- Film poster
- Directed by: Anthony Waller
- Written by: Everett De Roche Anthony Waller
- Produced by: Bruce McNall Steven Markoff Thomas Hedman Anthony Waller
- Starring: Adrian Paul; Kate Nauta; Meredith Ostrom;
- Cinematography: Roger Simonsz
- Edited by: Jamie Trevill
- Music by: Stephen W. Parsons Andrew Fisher
- Distributed by: Seven Arts Pictures
- Release date: October 31, 2009 (Horrorfest);
- Running time: 86 minutes
- Countries: United Kingdom; Hungary; United States;
- Language: English
- Budget: $22 million

= Nine Miles Down =

2009 horror film by Anthony Waller

Nine Miles Down is a 2009 horror film based on the Well to Hell, a widespread urban legend (spread mostly in the 1990s) that Russian scientists had drilled so deep that they had broken through into hell and recorded the screams of the damned emanating from the borehole. It was the last feature film credit for writer Everett de Roche. It is an international co-production between the UK, Hungary, and the US.

==Plot==
Thomas "Jack" Jackmann, an ex-policeman turned security inspector for the GNE energy firm, arrives at the Jevel Afra Drill site, a remote research station in the Central Sahara Desert during a sandstorm. None of the facility's 25 staff, led by Professor Borman, have been heard from in days.
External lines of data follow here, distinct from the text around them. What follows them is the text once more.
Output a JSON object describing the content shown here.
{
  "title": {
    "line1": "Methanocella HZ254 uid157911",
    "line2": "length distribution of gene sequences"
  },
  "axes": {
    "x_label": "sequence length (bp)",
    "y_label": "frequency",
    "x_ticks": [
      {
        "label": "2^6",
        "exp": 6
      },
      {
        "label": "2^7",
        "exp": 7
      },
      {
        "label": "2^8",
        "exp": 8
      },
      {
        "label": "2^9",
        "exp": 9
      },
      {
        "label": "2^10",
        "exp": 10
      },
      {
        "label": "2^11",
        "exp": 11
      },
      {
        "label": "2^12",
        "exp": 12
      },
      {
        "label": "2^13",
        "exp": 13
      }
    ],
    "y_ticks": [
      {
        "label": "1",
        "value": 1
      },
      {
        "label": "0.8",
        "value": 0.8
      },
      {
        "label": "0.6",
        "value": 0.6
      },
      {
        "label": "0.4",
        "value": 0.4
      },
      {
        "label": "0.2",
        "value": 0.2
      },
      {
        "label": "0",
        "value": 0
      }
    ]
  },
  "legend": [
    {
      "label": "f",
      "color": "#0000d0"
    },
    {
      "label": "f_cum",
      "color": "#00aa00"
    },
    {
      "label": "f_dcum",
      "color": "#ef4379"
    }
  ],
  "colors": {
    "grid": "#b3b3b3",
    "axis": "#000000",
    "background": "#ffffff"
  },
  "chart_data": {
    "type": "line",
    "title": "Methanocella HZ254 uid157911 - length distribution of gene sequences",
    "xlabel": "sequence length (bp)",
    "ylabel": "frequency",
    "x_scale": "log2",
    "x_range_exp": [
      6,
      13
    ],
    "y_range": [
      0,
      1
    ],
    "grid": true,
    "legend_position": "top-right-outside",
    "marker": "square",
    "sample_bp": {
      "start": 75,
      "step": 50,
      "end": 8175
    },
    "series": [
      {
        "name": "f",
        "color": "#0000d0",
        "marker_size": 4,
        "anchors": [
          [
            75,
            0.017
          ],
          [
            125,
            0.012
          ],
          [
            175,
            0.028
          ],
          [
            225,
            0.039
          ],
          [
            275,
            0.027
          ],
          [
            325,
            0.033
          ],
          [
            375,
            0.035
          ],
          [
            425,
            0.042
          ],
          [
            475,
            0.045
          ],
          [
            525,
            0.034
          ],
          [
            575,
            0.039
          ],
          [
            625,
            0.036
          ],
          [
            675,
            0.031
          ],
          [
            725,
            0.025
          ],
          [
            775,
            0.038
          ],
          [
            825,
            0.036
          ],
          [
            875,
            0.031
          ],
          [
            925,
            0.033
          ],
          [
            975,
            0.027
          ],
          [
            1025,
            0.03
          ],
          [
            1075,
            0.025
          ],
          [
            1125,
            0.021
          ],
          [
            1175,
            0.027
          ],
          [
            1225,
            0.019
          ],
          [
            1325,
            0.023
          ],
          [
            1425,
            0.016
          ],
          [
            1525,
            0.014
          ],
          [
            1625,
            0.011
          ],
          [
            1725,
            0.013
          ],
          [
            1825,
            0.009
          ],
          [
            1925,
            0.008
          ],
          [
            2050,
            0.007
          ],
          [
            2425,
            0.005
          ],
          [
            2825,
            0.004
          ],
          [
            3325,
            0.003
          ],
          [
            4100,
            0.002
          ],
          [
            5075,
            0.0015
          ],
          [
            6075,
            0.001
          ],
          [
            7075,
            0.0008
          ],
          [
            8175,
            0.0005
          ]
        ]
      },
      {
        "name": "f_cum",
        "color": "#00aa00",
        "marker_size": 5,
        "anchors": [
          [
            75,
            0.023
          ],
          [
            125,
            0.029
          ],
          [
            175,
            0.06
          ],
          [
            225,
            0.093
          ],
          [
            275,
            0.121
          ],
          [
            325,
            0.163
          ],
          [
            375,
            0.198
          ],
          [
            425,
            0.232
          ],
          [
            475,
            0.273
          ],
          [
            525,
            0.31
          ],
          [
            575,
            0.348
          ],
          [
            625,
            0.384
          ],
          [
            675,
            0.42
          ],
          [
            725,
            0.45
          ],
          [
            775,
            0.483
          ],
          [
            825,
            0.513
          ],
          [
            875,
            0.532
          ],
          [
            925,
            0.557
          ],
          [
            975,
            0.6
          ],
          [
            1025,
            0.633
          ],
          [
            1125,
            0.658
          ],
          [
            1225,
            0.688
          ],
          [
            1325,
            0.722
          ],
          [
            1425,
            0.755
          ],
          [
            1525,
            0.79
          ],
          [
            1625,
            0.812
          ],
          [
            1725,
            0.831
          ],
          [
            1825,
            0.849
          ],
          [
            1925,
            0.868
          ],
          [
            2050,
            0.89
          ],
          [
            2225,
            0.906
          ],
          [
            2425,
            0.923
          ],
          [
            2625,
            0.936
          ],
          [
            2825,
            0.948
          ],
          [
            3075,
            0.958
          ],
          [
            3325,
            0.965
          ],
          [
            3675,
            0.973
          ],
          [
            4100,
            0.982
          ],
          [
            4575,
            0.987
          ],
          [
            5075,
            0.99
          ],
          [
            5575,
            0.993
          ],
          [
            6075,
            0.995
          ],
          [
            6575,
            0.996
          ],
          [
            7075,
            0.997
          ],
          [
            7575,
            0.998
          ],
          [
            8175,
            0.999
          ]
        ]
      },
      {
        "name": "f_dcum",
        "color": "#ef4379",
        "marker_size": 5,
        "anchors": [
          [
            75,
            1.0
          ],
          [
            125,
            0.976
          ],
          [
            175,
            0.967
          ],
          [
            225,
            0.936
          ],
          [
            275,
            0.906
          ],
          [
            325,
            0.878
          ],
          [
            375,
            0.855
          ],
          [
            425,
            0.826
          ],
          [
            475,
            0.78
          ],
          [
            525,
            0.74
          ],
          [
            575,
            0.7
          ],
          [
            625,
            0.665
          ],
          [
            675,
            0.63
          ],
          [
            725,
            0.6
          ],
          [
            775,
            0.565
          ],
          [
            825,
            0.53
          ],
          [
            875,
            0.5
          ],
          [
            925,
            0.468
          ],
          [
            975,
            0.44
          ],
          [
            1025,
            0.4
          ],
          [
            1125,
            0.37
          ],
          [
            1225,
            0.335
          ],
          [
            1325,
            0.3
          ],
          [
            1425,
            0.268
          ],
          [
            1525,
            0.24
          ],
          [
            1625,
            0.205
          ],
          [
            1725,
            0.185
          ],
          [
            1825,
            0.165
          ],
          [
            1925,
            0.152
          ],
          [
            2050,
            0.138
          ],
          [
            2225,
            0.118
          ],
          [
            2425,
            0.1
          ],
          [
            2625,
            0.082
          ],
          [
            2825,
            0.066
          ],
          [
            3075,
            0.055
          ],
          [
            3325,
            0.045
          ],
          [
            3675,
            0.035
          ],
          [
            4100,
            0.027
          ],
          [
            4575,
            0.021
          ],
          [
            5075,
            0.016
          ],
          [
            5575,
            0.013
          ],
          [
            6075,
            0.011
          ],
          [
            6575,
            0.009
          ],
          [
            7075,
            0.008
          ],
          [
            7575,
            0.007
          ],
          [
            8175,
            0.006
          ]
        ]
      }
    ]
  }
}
Jack finds the site abandoned with signs of a struggle, cryptic Arabic messages scrawled on the walls with blood, and a ritually sacrificed jackal. He sends photos of the writings to be translated. Unable to properly search due to the storm, he investigates video recordings, discovering that Borman had established the dig site to investigate a newly-detected air pocket nine miles below the surface. The scientists then began to exhibit paranoia; Jack experiences a vivid hallucination while trying to sleep in his vehicle.

By morning, the storm clears, and Jack meets Dr. Jenny "JC" Christensen, the lone remaining scientist. She shares that Borman was murdered by the chief geologist and stored in the refrigeration unit, along with Dr. Varga, who died of a heart attack. Jack calls this in, but the police are tied up searching; Chief Caswell orders him to stay put in case others return. JC, meanwhile, is anxious to leave; Jack finds her suspicious, having not seen her in videos or photos of the team. While recovering from accidentally hitting his head, she attempts to steal his vehicle, but he hides the keys. Kat later reports that one scientist, Dr. Ivanoff, was found alive and that JC did not appear on the crew roster; she explains that due to budget constraints not allowing gender-segregated quarters, Borman falsified her information.

JC recounts that, six days prior, audio sensors on the drill had picked up noise like human screams from inside the cavity. Fearing they had broken through to Hell, the crew then began to hallucinate seeing dead loved ones, panicking, and becoming violent; Jack also begins to see things and act nervous. The two develop a mutual attraction while watching the desert sunset, sharing dinner to celebrate Jack's birthday. He shares his severe trauma from his wife Susan killing herself and their two children six years prior over suspicions of an affair, resulting in his resignation from the police force. To comfort him, Jack and JC sleep together, but his symptoms worsen due to resurfaced distress.

Jack begins to suspect that JC is demonic. Arming himself, he discovers human remains in the site's cesspit and attacks JC. She fends him off, so he locks himself in Borman's office, finding the professor's hidden recording believing that they had unwittingly unleashed the Devil. In a ploy to get Jack's keys, JC plays along with his delusions and almost succeeds, but Jack, reliving the murder-suicide, wounds her with a screwdriver before setting the facility on fire. A GNE rescue team arrives, subduing Jack and evacuating them both via helicopter before the site explodes.

Caswell and Inspector Khaled back up JC's story at the hospital, explaining that Ivanoff provided a sample of toxic gas released from the underground cavity. Inhaling it caused the afflicted to lose the ability to differentiate between reality, memory, and imagination; JC had been less affected due to her separated quarters. The remaining scientists are still missing and presumed dead, scattered in the desert. Despite these revelations, Jack's paranoia quickly resurfaces; he steals a handgun and tries to kill JC before being stopped by his coworker Alex. His sanity truly broken, Jack prepares to commit suicide to the laughter of his dead wife.

==Production==
Val Kilmer was in talks to star in May 2002. Production ended in May 2008.

== Reception ==
Mark L. Miller of Ain't It Cool News called it "a devilishly pleasant surprise" that fulfills its promising concept.